The National Committee for Quality Assurance has published guidelines that could give employers and insurance agents a new tool for evaluating treatment of depression, alcoholism and other behavioral health problems.
The Washington group recently released the first working version of its Behavioral Health Accreditation Standards.
To earn accreditation, organizations must show they give members ready access to appointments, use reasonable policies when limiting treatment, maintain proper records, and ensure that participating doctors, nurses and counselors have the right credentials. Organizations also must offer members a formal grievance procedure.
NCQA will begin accepting accreditation applications this month. Independent behavioral health organizations that want accreditation will have to meet the standards this year.
NCQA said it would apply the standards to the behavioral health operations of full-service managed care organizations in 1999.
NCQA has been accrediting full-service managed care organizations since 1994. It later appointed a working group to create the behavioral health program. (See NU, April 22, 1996.)

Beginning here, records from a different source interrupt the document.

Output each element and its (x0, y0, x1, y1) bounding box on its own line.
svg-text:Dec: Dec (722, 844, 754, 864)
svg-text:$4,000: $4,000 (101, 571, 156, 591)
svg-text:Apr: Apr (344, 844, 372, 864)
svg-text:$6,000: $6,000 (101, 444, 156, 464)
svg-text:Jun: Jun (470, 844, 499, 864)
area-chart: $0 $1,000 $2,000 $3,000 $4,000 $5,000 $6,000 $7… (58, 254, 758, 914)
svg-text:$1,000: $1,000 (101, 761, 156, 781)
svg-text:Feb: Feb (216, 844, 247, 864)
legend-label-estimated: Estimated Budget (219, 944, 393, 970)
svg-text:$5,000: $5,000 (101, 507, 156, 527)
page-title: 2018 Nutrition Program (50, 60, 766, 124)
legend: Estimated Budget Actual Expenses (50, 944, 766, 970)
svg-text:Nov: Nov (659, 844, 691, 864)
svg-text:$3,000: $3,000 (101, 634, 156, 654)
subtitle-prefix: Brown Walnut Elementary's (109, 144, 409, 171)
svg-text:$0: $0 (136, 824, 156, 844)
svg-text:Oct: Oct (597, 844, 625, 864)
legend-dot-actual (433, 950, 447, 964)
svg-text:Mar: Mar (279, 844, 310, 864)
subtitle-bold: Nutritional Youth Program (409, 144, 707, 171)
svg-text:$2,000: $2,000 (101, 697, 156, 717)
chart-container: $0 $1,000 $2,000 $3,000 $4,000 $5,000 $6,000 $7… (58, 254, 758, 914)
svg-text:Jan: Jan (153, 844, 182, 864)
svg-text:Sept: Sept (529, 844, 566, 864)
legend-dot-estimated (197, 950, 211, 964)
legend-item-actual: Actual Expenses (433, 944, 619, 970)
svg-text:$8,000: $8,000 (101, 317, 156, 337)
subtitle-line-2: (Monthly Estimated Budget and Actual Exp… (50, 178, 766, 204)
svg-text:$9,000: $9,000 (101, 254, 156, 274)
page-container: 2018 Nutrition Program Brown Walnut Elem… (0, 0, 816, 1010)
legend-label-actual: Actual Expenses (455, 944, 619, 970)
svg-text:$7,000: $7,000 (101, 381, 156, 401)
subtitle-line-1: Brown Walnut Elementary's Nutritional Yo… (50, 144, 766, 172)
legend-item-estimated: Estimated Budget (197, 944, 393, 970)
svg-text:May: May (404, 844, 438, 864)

Representatives for behavioral care consumer groups said they were still studying the final accreditation standards and could not comment on the program. Earlier, some groups had complained the standards gave too little attention to results-oriented standards, such as the record of an organization in helping people with manic depression get back to work.
Clarke Ross, a spokesman for the American Managed Behavioral Healthcare Association, Washington, said his members' main concern was equity: they wish NCQA were applying the review process to all managed care organizations at the same time.
Waiting until 1999 to apply the standards to full-service managed care organizations will put the behavioral care specialists at a competitive disadvantage, he said.
But association members support the accreditation effort and will see how the accreditation standards work before offering detailed criticism, Mr. Ross said.
'We need a national body with a good reputation that's going to be involved in accreditation,' Mr. Ross said.
Dr. Ian Shaffer, chief medical officer at Value Behavioral Health, Falls Church, Va., agreed that organizations will have to wait to see how the accreditation standards will work. 'We're going to have to live through it for a few years, ' he said. 'We learn more as we go along.'
The new accreditation program could save some companies time and money, Dr. Shaffer said.
Many managed care companies that use Value Behavioral Health require it to participate in their own accreditation reviews. Once Value Behavioral Health has its own independent accreditation, it no longer will have go through separate reviews for each partner, he said.